Quasthoff in spreekrol
Op dat punt biedt deze nieuwe opname een uitstekend alternatief met decente en mooi genuanceerde dialogen die zowel Osmin als Selim meer reliëf geven. De dialoogregie is alleen niet ideaal. Zowel op het toneel als op radio en televisie heerst momenteel de neiging om zinnen constant met pauzes te onderbreken, soms zelfs op de vreemdste plaatsten, en dat horen we hier ook. Een pluspunt is daarentegen dat we hier een Bassa Selim horen die voor mij met afstand de beste aller tijden is! Ik heb mij altijd ongemakkelijk gevoeld met acteurs in die rol, zowel op plaat en cd als in het theater. Zij kunnen nog zo muzikaal zijn, maar zij 'spreken' altijd anders dan zangers, gewoon omdat hun adem anders 'zit', en dat geeft hun aandeel toch iets van een 'Fremdkörper'. Niets daarvan in deze opname, waarin Quasthoff behalve een prachtige spreekstem (hij was ooit radio-omroeper) ook een groot acteertalent aan de dag legt.
'Moderne' Mozart
De souplesse, de nuanceringen en de rust in het spreken van Quasthoff mis ik een beetje in het musiceren van Nézet-Séguin en het COE, dat vooral gericht lijkt op een suggestie vitaliteit en brille. Gelukkig is het resultaat wel minder koel en minder op uiterlijkheden gericht dan de Mozart-cyclus die momenteel voor Sony wordt opgezet door Teodor Currentzis, een dirigent die enkele jaren geleden in Amsterdam de meest harteloze Entführung dirigeerde die ik ooit gehoord heb. Harteloos klinkt deze uitvoering niet, maar wel lijkt zij een uiting van een 'moderne' musiceertrant die meer gericht is op uitbundigheid en scherpe articulatie dan op weergave en betekenis van de tekst. Het enthousiast musiceren belemmert hier een uitvoering die zowel in de zang als in het instrumentale deel het drama geacheveerd tracht weer te geven en appreciatie wordt daarmee een kwestie van smaak.

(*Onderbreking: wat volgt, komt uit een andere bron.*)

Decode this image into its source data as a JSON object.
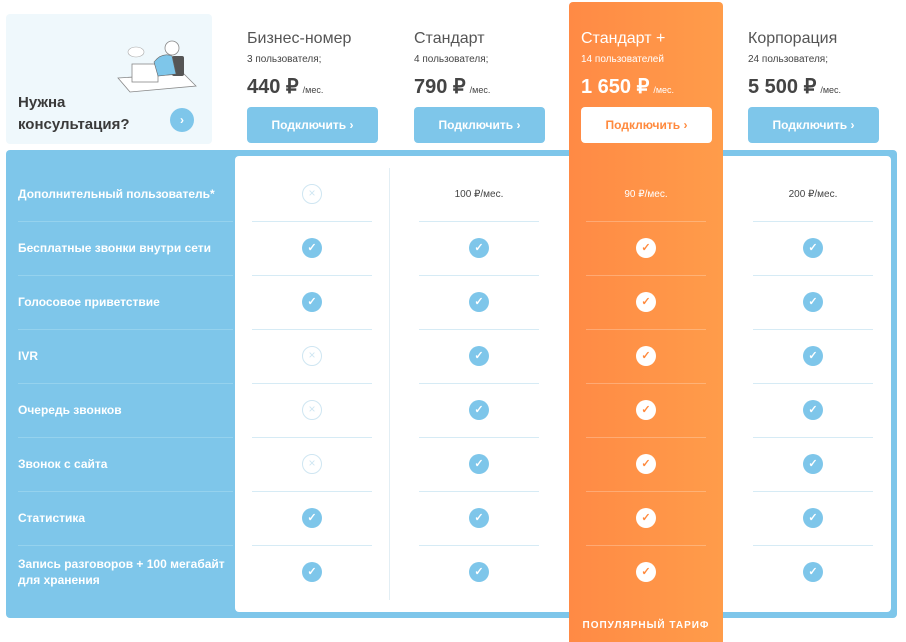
{
  "consult": {
    "title_line1": "Нужна",
    "title_line2": "консультация?",
    "button_icon": "chevron-right-icon"
  },
  "plans": [
    {
      "name": "Бизнес-номер",
      "users": "3 пользователя;",
      "price": "440 ₽",
      "period": "/мес.",
      "button": "Подключить  ›"
    },
    {
      "name": "Стандарт",
      "users": "4 пользователя;",
      "price": "790 ₽",
      "period": "/мес.",
      "button": "Подключить  ›"
    },
    {
      "name": "Стандарт +",
      "users": "14 пользователей",
      "price": "1 650 ₽",
      "period": "/мес.",
      "button": "Подключить  ›",
      "highlighted": true
    },
    {
      "name": "Корпорация",
      "users": "24 пользователя;",
      "price": "5 500 ₽",
      "period": "/мес.",
      "button": "Подключить  ›"
    }
  ],
  "features": [
    {
      "label": "Дополнительный пользователь*",
      "values": [
        "no",
        "100 ₽/мес.",
        "90 ₽/мес.",
        "200 ₽/мес."
      ]
    },
    {
      "label": "Бесплатные звонки внутри сети",
      "values": [
        "yes",
        "yes",
        "yes",
        "yes"
      ]
    },
    {
      "label": "Голосовое приветствие",
      "values": [
        "yes",
        "yes",
        "yes",
        "yes"
      ]
    },
    {
      "label": "IVR",
      "values": [
        "no",
        "yes",
        "yes",
        "yes"
      ]
    },
    {
      "label": "Очередь звонков",
      "values": [
        "no",
        "yes",
        "yes",
        "yes"
      ]
    },
    {
      "label": "Звонок с сайта",
      "values": [
        "no",
        "yes",
        "yes",
        "yes"
      ]
    },
    {
      "label": "Статистика",
      "values": [
        "yes",
        "yes",
        "yes",
        "yes"
      ]
    },
    {
      "label": "Запись разговоров + 100 мегабайт для хранения",
      "values": [
        "yes",
        "yes",
        "yes",
        "yes"
      ]
    }
  ],
  "popular_label": "ПОПУЛЯРНЫЙ ТАРИФ",
  "colors": {
    "accent_blue": "#7ec6ea",
    "accent_orange": "#ff8a45",
    "consult_bg": "#eff8fc"
  }
}
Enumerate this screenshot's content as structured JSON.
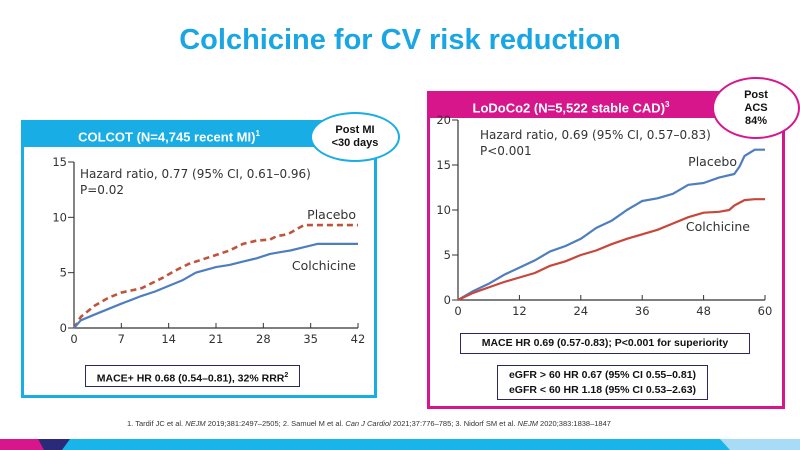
{
  "slide": {
    "title": "Colchicine for CV risk reduction"
  },
  "left_panel": {
    "header": "COLCOT (N=4,745 recent MI)",
    "header_sup": "1",
    "bubble_line1": "Post MI",
    "bubble_line2": "<30 days",
    "result": "MACE+ HR 0.68 (0.54–0.81), 32% RRR",
    "result_sup": "2",
    "accent_color": "#18ade5"
  },
  "right_panel": {
    "header": "LoDoCo2 (N=5,522 stable CAD)",
    "header_sup": "3",
    "bubble_line1": "Post",
    "bubble_line2": "ACS",
    "bubble_line3": "84%",
    "result": "MACE HR 0.69 (0.57-0.83); P<0.001 for superiority",
    "egfr_line1": "eGFR > 60 HR 0.67 (95% CI 0.55–0.81)",
    "egfr_line2": "eGFR < 60 HR 1.18 (95% CI 0.53–2.63)",
    "accent_color": "#d7168c"
  },
  "references": {
    "r1_a": "1. Tardif JC et al. ",
    "r1_j": "NEJM",
    "r1_b": " 2019;381:2497–2505; 2. Samuel M et al. ",
    "r2_j": "Can J Cardiol",
    "r2_b": " 2021;37:776–785; 3. Nidorf SM et al. ",
    "r3_j": "NEJM",
    "r3_b": " 2020;383:1838–1847"
  },
  "chart_data": [
    {
      "type": "line",
      "title": "COLCOT",
      "xlabel": "",
      "ylabel": "",
      "xlim": [
        0,
        42
      ],
      "ylim": [
        0,
        15
      ],
      "xticks": [
        "0",
        "7",
        "14",
        "21",
        "28",
        "35",
        "42"
      ],
      "yticks": [
        "0",
        "5",
        "10",
        "15"
      ],
      "annotation_line1": "Hazard ratio, 0.77 (95% CI, 0.61–0.96)",
      "annotation_line2": "P=0.02",
      "series": [
        {
          "name": "Placebo",
          "style": "dashed",
          "color": "#c0533b",
          "x": [
            0,
            1,
            3,
            5,
            7,
            10,
            13,
            15,
            17,
            19,
            21,
            23,
            25,
            27,
            29,
            30,
            31,
            32,
            34,
            36,
            39,
            42
          ],
          "y": [
            0,
            1.0,
            2.0,
            2.7,
            3.2,
            3.6,
            4.5,
            5.2,
            5.8,
            6.2,
            6.6,
            7.0,
            7.6,
            7.9,
            8.0,
            8.3,
            8.4,
            8.6,
            9.3,
            9.3,
            9.3,
            9.3
          ]
        },
        {
          "name": "Colchicine",
          "style": "solid",
          "color": "#4f7ec0",
          "x": [
            0,
            1,
            3,
            5,
            7,
            10,
            12,
            14,
            16,
            18,
            21,
            23,
            25,
            27,
            29,
            31,
            32,
            34,
            36,
            39,
            42
          ],
          "y": [
            0,
            0.7,
            1.2,
            1.7,
            2.2,
            2.9,
            3.3,
            3.8,
            4.3,
            5.0,
            5.5,
            5.7,
            6.0,
            6.3,
            6.7,
            6.9,
            7.0,
            7.3,
            7.6,
            7.6,
            7.6
          ]
        }
      ],
      "legend": "inline-right"
    },
    {
      "type": "line",
      "title": "LoDoCo2",
      "xlabel": "",
      "ylabel": "",
      "xlim": [
        0,
        60
      ],
      "ylim": [
        0,
        20
      ],
      "xticks": [
        "0",
        "12",
        "24",
        "36",
        "48",
        "60"
      ],
      "yticks": [
        "0",
        "5",
        "10",
        "15",
        "20"
      ],
      "annotation_line1": "Hazard ratio, 0.69 (95% CI, 0.57–0.83)",
      "annotation_line2": "P<0.001",
      "series": [
        {
          "name": "Placebo",
          "style": "solid",
          "color": "#4f7ec0",
          "x": [
            0,
            3,
            6,
            9,
            12,
            15,
            18,
            21,
            24,
            27,
            30,
            33,
            36,
            39,
            42,
            45,
            48,
            51,
            54,
            55,
            56,
            58,
            60
          ],
          "y": [
            0,
            1.0,
            1.8,
            2.8,
            3.6,
            4.4,
            5.4,
            6.0,
            6.8,
            8.0,
            8.8,
            10.0,
            11.0,
            11.3,
            11.8,
            12.8,
            13.0,
            13.6,
            14.0,
            14.8,
            16.0,
            16.7,
            16.7
          ]
        },
        {
          "name": "Colchicine",
          "style": "solid",
          "color": "#c8473a",
          "x": [
            0,
            3,
            6,
            9,
            12,
            15,
            18,
            21,
            24,
            27,
            30,
            33,
            36,
            39,
            42,
            45,
            48,
            51,
            53,
            54,
            56,
            58,
            60
          ],
          "y": [
            0,
            0.8,
            1.4,
            2.0,
            2.5,
            3.0,
            3.8,
            4.3,
            5.0,
            5.5,
            6.2,
            6.8,
            7.3,
            7.8,
            8.5,
            9.2,
            9.7,
            9.8,
            10.0,
            10.5,
            11.1,
            11.2,
            11.2
          ]
        }
      ],
      "legend": "inline-right"
    }
  ]
}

Gelukkig neemt Nézet-Séguin af en toe wel tijd voor rustpunten,
bijvoorbeeld in Konstanze's 'Traurigkeit', en daarvan weet Diana Damrau
ten volle te profiteren. In repertoire, tekstbehandeling en stemkleuring
(vanuit het middenregister) profileert zij zich steeds meer als een echte
dramatische coloratuursopraan, die hier met haar ingehouden en emotioneel
geladen voordracht de meer lyrisch ingestelde Augér naar de kroon
steekt. Aan virtuositeit ontbreekt het haar echter niet, aan uitbundigheid
evenmin, terwijl zij eveneens blijk geeft van groot inzicht in het karakter
zoals zij dat voor zichzelf, gevormd heeft. Gelukkig maar, want juist
zo'n dramatische spanningsboog heeft deze concertante en vooral op de
muziek gerichte uitvoering hard nodig.
Opmerkelijk genuanceerd is ook de Osmin van Franz-Josef Selig, die niet alleen profiteert van de moderne benadering, maar die met zijn ronde en elastische bas de knorrige haremwachter aanzienlijk meer reliëf geeft dan we gewend waren. Mooi bezet zijn tevens de niet overdreven speelse Pedrillo van Paul Schweinester en lyrisch Blonde van Anna Prohaska, al miste ik bij haar benadering soms toch een humoristische tinteling.
Villazón
Een probleem heb ik echter met de Belmonte van Rolando Villazón, al kan ik alleen maar bewondering hebben voor de manier waarop hij na enkele foute keuzes zijn stem nu weer tot een redelijk goed hanteerbaar instrument aan elkaar heeft weten te lijmen. Met zijn klank, zijn uitstraling en zijn techniek komt hij in de zaal nog een heel eind, althans op momenten waarop zijn goede smaak hem niet in de steek laat, maar een Mozart-rol als Belmonte op de cd is toch iets anders dan Nemorino in het theater.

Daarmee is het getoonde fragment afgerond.